Dynamic Percentile-Based Rating
Unlike absolute thresholds, difficulty ratings are calculated using global percentiles that update as the season progresses:
Why Relative Ratings Matter
An event with an average top-8 ELO of 1350 in Week 1 might be rated Elite (10/10) because teams are just starting out. That same 1350 ELO event in Week 20 might only rate Moderate (5/10) because the global competition has improved significantly.

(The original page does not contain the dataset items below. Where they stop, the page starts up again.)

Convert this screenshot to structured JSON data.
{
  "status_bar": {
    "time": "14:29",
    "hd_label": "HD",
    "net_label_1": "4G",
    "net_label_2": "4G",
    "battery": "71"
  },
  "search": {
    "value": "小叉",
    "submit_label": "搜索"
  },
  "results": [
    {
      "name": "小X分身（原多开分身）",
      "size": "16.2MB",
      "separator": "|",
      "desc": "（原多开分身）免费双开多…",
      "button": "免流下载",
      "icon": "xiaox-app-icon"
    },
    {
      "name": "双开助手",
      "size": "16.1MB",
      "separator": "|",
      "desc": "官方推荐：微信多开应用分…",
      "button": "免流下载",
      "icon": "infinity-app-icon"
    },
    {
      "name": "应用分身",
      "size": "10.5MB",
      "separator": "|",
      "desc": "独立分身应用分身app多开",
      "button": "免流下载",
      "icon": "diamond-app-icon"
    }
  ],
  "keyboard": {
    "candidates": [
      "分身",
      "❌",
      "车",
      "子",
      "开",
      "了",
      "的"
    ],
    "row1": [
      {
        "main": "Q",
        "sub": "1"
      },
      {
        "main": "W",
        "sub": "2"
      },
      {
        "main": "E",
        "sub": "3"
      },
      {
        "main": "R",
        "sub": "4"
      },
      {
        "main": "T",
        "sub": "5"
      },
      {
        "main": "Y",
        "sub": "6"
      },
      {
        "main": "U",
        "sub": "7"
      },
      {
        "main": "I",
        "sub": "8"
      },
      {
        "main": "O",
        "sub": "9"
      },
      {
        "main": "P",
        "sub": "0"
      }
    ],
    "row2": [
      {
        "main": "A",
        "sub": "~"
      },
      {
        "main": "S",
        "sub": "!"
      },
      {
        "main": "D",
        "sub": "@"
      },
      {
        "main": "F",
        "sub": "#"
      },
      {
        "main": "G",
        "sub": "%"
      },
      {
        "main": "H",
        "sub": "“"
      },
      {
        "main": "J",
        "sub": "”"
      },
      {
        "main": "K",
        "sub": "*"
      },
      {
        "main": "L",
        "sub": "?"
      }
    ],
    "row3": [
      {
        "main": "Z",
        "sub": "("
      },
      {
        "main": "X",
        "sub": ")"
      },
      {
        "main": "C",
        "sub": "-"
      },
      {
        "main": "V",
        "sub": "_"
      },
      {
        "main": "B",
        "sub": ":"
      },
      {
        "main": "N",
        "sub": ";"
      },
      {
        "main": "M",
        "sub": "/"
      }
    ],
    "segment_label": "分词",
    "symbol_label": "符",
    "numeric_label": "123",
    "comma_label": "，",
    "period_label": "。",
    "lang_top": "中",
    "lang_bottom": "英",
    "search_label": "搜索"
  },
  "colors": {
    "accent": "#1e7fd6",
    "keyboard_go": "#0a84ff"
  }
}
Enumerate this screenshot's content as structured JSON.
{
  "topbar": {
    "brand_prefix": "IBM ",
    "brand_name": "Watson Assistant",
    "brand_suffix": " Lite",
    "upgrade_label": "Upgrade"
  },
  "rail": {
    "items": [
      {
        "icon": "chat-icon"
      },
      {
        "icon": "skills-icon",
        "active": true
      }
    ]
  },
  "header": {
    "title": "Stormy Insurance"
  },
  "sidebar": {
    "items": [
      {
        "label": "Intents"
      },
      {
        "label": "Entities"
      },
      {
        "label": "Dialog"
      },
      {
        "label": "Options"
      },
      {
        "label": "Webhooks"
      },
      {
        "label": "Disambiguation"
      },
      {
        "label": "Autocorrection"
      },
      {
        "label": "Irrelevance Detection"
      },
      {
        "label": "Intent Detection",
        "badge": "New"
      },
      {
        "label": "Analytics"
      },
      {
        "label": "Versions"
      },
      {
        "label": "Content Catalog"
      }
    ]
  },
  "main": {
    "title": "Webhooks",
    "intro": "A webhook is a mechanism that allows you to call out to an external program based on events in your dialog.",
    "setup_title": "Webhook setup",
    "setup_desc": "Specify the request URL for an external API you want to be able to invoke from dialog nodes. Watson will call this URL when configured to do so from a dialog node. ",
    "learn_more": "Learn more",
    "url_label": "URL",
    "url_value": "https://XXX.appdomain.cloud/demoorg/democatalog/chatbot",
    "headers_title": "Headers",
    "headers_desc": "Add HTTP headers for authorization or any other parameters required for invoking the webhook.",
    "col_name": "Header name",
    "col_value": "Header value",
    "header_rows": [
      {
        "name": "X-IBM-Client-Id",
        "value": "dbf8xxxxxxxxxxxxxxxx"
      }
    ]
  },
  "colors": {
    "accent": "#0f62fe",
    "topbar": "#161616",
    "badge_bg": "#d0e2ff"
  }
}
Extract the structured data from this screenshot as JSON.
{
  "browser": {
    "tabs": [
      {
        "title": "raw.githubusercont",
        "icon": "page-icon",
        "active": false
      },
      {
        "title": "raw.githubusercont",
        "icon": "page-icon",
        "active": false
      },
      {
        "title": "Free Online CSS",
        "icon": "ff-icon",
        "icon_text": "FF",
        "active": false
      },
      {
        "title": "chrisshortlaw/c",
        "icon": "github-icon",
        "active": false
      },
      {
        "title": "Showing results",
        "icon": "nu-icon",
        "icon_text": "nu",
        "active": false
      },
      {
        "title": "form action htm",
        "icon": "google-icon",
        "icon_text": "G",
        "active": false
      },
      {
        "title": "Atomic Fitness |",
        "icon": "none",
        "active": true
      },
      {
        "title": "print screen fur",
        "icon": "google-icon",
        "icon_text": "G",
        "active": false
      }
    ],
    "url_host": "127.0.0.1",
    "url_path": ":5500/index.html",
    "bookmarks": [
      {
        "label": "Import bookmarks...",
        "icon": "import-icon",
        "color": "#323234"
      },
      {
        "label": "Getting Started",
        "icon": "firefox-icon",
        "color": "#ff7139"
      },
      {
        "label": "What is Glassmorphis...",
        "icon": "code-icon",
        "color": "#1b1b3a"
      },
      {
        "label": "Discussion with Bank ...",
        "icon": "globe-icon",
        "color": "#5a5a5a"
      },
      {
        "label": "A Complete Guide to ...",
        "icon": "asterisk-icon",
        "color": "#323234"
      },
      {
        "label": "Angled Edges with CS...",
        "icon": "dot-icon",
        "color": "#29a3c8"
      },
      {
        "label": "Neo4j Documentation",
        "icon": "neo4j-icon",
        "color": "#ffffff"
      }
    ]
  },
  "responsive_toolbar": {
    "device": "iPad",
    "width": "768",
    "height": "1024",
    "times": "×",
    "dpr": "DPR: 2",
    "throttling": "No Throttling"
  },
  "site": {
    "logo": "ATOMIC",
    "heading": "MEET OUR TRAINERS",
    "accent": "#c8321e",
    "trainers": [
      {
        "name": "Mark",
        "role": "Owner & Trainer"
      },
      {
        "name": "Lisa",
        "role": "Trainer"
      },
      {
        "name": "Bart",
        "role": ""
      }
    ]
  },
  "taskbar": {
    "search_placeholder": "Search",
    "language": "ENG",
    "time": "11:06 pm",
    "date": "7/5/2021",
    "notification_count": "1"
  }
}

Similarly, a team scoring 50 points in Week 1 could be considered highly competitive, while 60 points in Week 20 might be below average—it's all relative to the current meta.
Calculation Method
The system calculates difficulty by:
- Identifying Top Teams: Takes the average ELO of the top 8 teams at the event
- Computing Global Percentiles: Calculates current percentiles (p99, p90, p70, p50, etc.) from ALL teams in the season
- Mapping to Scale: Compares the event's top-8 average to global percentiles to assign a 1-10 score
Difficulty Scale
Ratings are assigned based on where the event falls in the global distribution:
- Elite (9-10): Top 1-10% of global competition—championship-caliber field
- High (7-8): Top 10-30%—very strong regional competition
- Moderate (4-6): Top 30-70%—typical competitive event
- Low (2-3): Bottom 30-50%—developing region or early-season event
- Beginner (1): Bottom 10%—entry-level competition
💡 Key Insight: The same teams at the same event could receive different difficulty ratings depending on when the event occurs. This ensures ratings always reflect current competitive context, not arbitrary fixed thresholds.
Applications
- Contextualize team performance relative to competition strength
- Compare events across different regions and time periods fairly
- Predict advancement probabilities for Championship events
- Help teams strategize for event selection and preparation
AnalysisUpset Detection
An upset occurs when the predicted loser wins a match. We track upsets to identify matches with unexpected outcomes.
How We Detect Upsets
Before each match, we calculate win probabilities based on team ratings. If the underdog (team with lower win probability) wins, and the favorite had a confident prediction, we flag it as an upset.
Upset Magnitude
Not all upsets are equal. A 45% underdog winning is barely an upset, but a 15% underdog winning is shocking. The magnitude is calculated based on how confident the original prediction was.
💡 Why Track Upsets? They reveal which teams overperform under pressure, which matchups are volatile, and where our predictions need improvement.